The worst was at the end. She didn’t recognise her daughters – I became both of them in one day as she tried to work out who I was. She got angry really quickly. She was frightened but couldn’t tell us why.

My Nana became a shell of herself, stripping away every aspect of her personality that we loved.

For me, the worst was watching how it broke my mum. I could use sarcasm to counterattack when Nana got angry or argumentative, but Mum couldn’t. She spent every minute, when she wasn’t working or sleeping, with her mum. Her life fell apart because her mum’s life had fallen apart.

And this is why I’m walking in memory of my Nana on the 10th September.

I’ve never walked in memory of a single person when doing the Race for Life. But this one is so close to my heart that I couldn’t say no.

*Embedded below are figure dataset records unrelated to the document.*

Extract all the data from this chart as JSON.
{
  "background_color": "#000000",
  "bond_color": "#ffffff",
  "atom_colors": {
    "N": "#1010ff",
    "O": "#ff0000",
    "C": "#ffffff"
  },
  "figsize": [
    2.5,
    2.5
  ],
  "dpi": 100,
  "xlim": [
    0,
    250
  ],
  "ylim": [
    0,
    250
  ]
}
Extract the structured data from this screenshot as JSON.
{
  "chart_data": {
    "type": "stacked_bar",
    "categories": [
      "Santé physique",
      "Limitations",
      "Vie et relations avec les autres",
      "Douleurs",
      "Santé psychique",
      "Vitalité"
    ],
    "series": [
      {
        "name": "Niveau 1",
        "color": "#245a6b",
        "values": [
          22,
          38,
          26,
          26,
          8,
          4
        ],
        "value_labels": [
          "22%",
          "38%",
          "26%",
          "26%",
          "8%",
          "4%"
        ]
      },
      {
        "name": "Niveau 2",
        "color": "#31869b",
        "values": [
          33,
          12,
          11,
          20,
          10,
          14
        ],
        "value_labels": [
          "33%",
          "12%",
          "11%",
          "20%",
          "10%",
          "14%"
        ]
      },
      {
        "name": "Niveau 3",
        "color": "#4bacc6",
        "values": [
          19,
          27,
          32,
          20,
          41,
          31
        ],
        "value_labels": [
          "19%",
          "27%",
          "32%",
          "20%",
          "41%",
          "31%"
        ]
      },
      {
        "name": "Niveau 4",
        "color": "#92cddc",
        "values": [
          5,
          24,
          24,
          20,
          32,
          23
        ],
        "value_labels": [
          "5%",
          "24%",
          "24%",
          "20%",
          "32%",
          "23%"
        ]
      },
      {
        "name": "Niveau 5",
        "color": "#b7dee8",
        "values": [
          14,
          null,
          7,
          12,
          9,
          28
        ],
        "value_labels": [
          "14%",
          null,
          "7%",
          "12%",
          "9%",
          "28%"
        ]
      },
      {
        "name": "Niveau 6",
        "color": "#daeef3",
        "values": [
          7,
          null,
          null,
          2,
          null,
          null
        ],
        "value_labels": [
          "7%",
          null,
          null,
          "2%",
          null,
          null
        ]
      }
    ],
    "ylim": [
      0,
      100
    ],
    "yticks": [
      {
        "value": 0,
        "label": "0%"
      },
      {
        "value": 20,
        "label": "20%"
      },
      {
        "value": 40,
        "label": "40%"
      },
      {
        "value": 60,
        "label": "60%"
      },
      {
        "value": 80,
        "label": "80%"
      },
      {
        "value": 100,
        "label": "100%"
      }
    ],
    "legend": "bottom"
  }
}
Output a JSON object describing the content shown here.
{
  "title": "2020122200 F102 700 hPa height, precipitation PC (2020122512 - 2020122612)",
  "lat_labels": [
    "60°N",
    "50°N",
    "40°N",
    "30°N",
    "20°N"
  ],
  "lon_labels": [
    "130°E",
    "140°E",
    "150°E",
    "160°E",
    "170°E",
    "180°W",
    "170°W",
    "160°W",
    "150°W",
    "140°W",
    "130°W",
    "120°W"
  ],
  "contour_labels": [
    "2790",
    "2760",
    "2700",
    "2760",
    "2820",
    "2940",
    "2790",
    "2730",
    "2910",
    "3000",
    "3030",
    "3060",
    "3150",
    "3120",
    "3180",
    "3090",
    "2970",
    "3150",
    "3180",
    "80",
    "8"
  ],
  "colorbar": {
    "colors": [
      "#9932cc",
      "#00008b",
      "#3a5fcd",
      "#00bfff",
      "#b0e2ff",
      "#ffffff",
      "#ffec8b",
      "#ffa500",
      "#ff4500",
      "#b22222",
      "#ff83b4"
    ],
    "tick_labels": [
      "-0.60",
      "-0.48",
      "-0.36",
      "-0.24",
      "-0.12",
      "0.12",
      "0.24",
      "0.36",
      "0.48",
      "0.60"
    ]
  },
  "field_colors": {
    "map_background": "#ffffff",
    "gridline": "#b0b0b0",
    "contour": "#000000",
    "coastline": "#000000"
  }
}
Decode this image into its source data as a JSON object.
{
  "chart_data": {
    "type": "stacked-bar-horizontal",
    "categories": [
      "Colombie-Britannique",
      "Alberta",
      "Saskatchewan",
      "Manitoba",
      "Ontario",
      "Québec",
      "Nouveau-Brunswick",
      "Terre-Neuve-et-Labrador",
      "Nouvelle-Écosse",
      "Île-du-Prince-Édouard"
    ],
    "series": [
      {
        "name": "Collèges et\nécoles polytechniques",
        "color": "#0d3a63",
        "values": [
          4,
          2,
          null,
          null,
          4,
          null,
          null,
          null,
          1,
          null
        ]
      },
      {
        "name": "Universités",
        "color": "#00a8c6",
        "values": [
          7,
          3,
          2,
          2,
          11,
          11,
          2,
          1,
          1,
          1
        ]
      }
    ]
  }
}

And I am so glad that Emma, Jo and their little ones will walk this walk with me. It’s made us all talk about Alzheimers, whether or not we’ve experienced it.

My mum still gets choked up when talking about Nana in that last year, but she’s getting stronger. Her main fear is developing it herself – that it’s genetic. And so, although I will walk in memory of my Nana, I will also walk in the hope that the research Alzheimer’s Society do will help my mum find answers, deter the disease and stay the strong, independent woman she is.